LADWP Gets New Boss

The Los Angeles Board of Water and Power Commissioners named deputy mayor S. David Freeman, veteran utility manager, as interim general manager of the Los Angeles Department of Water and Power.

Freeman replaces H. David Nahai, who left to become a senior adviser at the Clinton Climate Initiative, an environmental group founded by former President Bill Clinton. 

Freeman, an engineer and a lawyer, was head of the LADWP from 1997 to 2001 and has previously headed the New York Power Authority, the Tennessee Valley Authority, the Lower Colorado River Authority, and the Sacramento Municipal Utilities District.

Until this week, he was Los Angeles Mayor Antonio Villaraigosa’s deputy mayor for energy and environment.

The LADWP is an active municipal bond issuer with about $2.1 billion of long-term water system debt and $4.8 billion of long-term power system debt outstanding at the end of fiscal 2008.

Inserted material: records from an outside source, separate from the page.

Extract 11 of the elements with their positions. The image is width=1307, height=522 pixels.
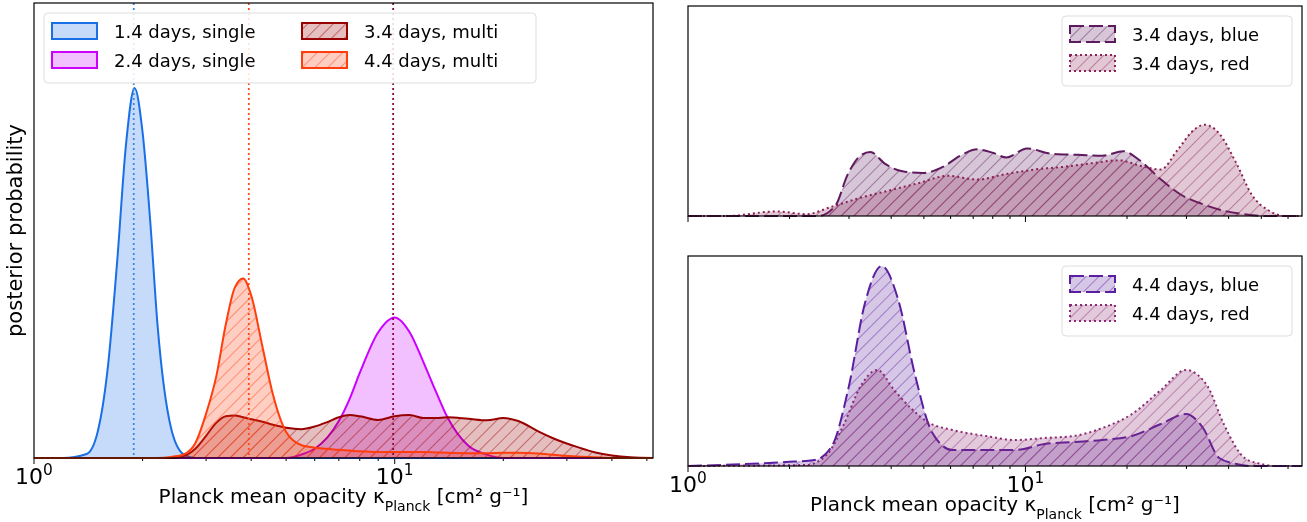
legend-label: 3.4 days, red (1132, 53, 1250, 74)
legend-label: 4.4 days, blue (1132, 274, 1260, 295)
legend-label: 4.4 days, red (1132, 303, 1250, 324)
legend-label: 3.4 days, multi (364, 21, 499, 42)
legend-label: 1.4 days, single (114, 21, 256, 42)
legend-label: 3.4 days, blue (1132, 24, 1260, 45)
legend-label: 4.4 days, multi (364, 50, 499, 71)
y-axis-title: posterior probability (3, 124, 27, 337)
x-tick-label: 10$^{0}$ (669, 469, 707, 497)
x-tick-label: 10$^{0}$ (15, 461, 53, 489)
legend-label: 2.4 days, single (114, 50, 256, 71)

The department is rushing to clean up its power portfolio and cut its reliance on coal, under orders from Villaraigosa and increasing state and federal environmental standards. It’s the lead agency in the Southern California Public Power Authority’s $140 million bond sale for the Linden Wind Energy project that’s coming to market this month.

LADWP itself plans to be back in the municipal market in November, when it sells about $470 million to $500 million of new-money water system revenue bonds, said Mario Ignacio, the utility’s assistant chief financial officer and treasurer.

He said the water bond issue will probably include the utility’s first Build America Bonds among long-dated maturities, but the exact structure will be decided closer to the time of issuance.